Un pas de biais

Rencontre au sommet

des personnes à un arrêt de bus.
© Istock.

La semaine dernière, en raison d’un sommet France-Afrique, le quartier a été bouclé par les CRS. Impossible de rentrer chez moi.

« Le trafic est interrompu pour une durée supérieure à 50 minutes », m’avertit obligeamment le panneau d’affichage de l’arrêt de bus. Je commande un taxi : « Désolés, nous ne pouvons donner suite à votre demande ». Je m’adresse à deux gendarmes de service : « Désolés, il y a un sommet politique ».

Ce mot, « désolés », me fait mal. J’ai l’impression qu’on se moque de moi. Comment ce panneau d’affichage, cette voix imperturbable peuvent-ils être sincèrement « désolés » ? Cette compassion métallique, inhumaine, me donne l’impression d’être inadaptée au monde qui m’entoure. Leur désolation n’est pas la mienne. Eux, ils ne pleurent jamais.

Je n’ai pas d’autre solution que de rentrer à pied. 45 minutes de marche. Avec ma canne, mon sac à dos, mon ordinateur portable. Mon ciré parce qu’il pleut. Et mon masque, bien sûr. Je suis le trajet de l’arrêt de bus, m’arrêtant de station en station. Elles portent bien leur nom, tiens ! C’est presque un chemin de croix.

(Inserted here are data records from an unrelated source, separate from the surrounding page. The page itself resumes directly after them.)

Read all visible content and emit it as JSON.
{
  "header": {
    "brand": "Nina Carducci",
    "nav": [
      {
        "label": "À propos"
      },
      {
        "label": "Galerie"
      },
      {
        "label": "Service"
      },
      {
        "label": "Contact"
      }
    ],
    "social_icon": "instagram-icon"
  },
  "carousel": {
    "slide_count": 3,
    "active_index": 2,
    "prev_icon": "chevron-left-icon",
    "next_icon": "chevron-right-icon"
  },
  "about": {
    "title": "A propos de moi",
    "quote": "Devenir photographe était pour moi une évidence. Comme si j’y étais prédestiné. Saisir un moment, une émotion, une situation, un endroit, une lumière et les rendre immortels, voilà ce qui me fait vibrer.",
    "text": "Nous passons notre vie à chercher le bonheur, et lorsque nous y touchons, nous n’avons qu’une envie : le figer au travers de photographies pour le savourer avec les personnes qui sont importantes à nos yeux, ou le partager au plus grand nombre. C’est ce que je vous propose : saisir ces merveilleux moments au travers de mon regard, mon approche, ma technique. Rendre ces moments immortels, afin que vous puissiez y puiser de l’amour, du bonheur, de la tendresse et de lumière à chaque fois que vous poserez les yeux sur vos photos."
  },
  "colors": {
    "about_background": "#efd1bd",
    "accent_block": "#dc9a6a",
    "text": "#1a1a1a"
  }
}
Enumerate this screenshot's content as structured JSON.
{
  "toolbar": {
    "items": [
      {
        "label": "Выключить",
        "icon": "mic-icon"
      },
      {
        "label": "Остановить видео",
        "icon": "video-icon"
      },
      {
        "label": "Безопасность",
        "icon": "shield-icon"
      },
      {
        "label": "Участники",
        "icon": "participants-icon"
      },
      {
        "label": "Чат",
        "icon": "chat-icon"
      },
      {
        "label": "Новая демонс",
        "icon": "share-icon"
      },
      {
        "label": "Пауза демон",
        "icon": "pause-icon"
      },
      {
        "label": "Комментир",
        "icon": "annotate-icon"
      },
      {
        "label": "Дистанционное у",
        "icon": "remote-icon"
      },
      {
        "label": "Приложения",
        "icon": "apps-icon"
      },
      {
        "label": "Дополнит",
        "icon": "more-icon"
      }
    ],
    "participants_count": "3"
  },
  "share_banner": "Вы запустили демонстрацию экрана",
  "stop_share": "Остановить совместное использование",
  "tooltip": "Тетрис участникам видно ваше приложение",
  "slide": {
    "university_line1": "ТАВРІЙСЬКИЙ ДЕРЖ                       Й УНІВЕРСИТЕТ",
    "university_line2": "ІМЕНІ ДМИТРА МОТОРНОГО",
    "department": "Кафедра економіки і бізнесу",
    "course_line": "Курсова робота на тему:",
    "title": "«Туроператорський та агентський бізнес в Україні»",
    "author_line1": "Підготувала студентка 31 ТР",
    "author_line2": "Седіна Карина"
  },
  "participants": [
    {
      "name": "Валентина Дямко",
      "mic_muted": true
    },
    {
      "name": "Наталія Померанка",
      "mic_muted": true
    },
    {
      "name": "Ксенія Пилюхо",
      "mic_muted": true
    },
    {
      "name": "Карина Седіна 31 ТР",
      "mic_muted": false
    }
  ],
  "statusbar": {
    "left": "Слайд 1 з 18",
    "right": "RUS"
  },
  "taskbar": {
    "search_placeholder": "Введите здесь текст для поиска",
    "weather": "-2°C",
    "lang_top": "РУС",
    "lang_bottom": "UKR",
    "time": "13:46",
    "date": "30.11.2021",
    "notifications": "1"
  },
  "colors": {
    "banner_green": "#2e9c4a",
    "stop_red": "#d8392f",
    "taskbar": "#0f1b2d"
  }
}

A mi-parcours, arrive une vieille dame africaine, toute courbée, un beau turban dans les cheveux. « Vous faites une petite pause ? », me demande-t-elle. « Vous avez raison, je viens de faire pareil. Allez, courage, courage ! Ça va aller ! », me dit-elle dans un bon sourire. Et elle repart.

Pour moi, tout d’un coup, la face du monde est transformée. Enfin un vrai regard, un regard humain ! Sa bienveillance me rend ma légitimité d’être : pour elle, il est juste et bon que je sois là. Oui, le monde qui m’entoure est bien le mien, j’y ai ma place.

Ragaillardie, je continue ma route. Peu après, passe un bus : le trafic a enfin repris. Je monte dedans pour la dernière station. Ce tronçon de trajet accompli à toute vitesse, sans effort, me semble un délice. Consolation métallique, mais consolation tout de même, allez ! Soyons cléments… Est-ce que je ne viens pas de vivre moi aussi, à ma façon, un sommet France-Afrique ?

Cécile Gandon, ombresetlumiere.fr – 27 mai 2021

portrait de Cécile Gandon

Porteuse d’un handicap moteur, Cécile Gandon travaille dans l’associatif. Elle est l’auteur de « Timéo et sa drôle de famille » (Téqui).